Cartoon All-Stars to the Rescue has developed a reputation as something of a cult oddity over the last three decades and it’s not hard to see why. There’s an uncanny quality to the whole thing – the bizarre sight of The Chipmunks and the like talking in detail about drug use. The project is emblematic of the wider “Just Say No” and contemporaneous D.A.R.E. movements, as well as the wider War on Drugs ethos of the time, all of which hinged upon the idea of educating otherwise unwitting children about the subject early on in the hopes that this would turn them off, when it actually turned out to have the opposite effect.
Beyond the novelty of your kid-vid faves rappin’ about drugs, the other obvious reason this special still gets talked about is the crossover element. While having characters from otherwise unrelated properties interacting with each other is commonplace now – particularly given that the vast majority of all major IPs are now owned by five or six massive media conglomerates – this kind of thing was almost unheard of in 1990, Who Framed Roger Rabbit? being the obvious exception. What we get as a result is a line-up of notable fixtures of Saturday morning network line-ups in this era, as well as some old-timers like Bugs and Daffy. It’s revealing, however, that Disney weren’t about to offer up their counterparts here, and that neither Mickey nor Donald – or even Goofy, for that matter – were up for use.
Further analysis of the line-up also demonstrates how much the pendulum had swung back by 1990, in that only Michaelangelo and Slimer represent action-adventure cartoons. If this project had been commissioned five years earlier, it’s easy to imagine the cast being dominated by the syndicated stars of the day, with He-Man, She-Ra, Bumblebee, Lion-O and members of GI Joe all making an unlikely alliance to scold Michael for his weed use. As it is, Cartoon All-Stars marks the first cross-over event between the Teenage Mutant Ninja Turtles and the Ghostbusters, something we wouldn’t see again until IDW published a four-issue comic mini-series bringing the two teams together in 2014. Michaelangelo and Slimer have no real interactions with each other in this special, in fact poor Slimer is barely used at all. (The Turtles are on the rise at this point though and it’s arguably been at the expense of the now-waning Ghostbusters, a subject we’ll revisit another time.)
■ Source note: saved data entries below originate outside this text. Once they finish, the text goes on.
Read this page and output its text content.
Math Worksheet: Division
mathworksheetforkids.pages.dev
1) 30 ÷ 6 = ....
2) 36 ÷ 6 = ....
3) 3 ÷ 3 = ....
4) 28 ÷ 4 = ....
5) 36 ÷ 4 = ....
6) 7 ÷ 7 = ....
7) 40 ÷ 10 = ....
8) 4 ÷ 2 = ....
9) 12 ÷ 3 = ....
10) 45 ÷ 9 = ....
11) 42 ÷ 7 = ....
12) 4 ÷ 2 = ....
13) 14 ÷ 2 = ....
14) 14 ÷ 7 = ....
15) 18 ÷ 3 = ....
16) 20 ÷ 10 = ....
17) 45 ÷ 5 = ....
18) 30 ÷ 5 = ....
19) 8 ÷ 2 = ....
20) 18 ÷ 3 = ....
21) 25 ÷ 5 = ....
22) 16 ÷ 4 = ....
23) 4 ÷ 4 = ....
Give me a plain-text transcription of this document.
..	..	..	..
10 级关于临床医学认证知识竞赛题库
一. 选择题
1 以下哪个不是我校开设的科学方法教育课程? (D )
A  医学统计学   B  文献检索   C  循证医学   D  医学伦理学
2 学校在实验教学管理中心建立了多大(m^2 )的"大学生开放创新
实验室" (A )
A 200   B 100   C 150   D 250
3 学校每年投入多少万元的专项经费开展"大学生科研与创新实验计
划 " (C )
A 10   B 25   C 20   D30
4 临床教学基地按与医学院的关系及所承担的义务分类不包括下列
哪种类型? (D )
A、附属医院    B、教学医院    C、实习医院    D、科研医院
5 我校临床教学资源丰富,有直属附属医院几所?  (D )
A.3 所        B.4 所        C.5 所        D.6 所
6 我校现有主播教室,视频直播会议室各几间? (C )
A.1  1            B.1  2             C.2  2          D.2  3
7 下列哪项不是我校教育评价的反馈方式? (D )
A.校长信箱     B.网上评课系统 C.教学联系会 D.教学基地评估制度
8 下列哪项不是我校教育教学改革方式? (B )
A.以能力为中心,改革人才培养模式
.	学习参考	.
As an aside, I should point out that I’m not aware of any TV screening or VHS release of Cartoon All-Stars to the Rescue in the UK. It’s hard to imagine the three major broadcasters at the time working together to simulcast something like this in the spring of 1990. The BBC in particular had gotten into hot water three years earlier for an anti-drugs storyline in Grange Hill that revolved around a character becoming addicted to heroin, and surely wouldn’t have wanted to go down that road again; as we’ve covered previously in Turtlethon, they also had an ingrained cultural resistance to US cartoon characters in general. The involvement of McDonalds in the creation of this whole affair couldn’t have helped either.
Cartoon All-Stars to the Rescue is must-see viewing for any afficionados of eighties or early nineties TV animation, if only to experience how figuratively and literally trippy the whole misguided project is. Due to the spider-web of rights issues involved and the fact that this was a not-for-profit venture anyway it’s widely available online, and in fact a nice 720p VHS rip is now up on the Internet Archive for you to enjoy. On our journey through the history of the original Teenage Mutant Ninja Turtles show it marks an interesting turning point, where the green teens are the biggest stars in all of animation, and not yet Saturday morning mainstays like the other characters here, though that would soon change.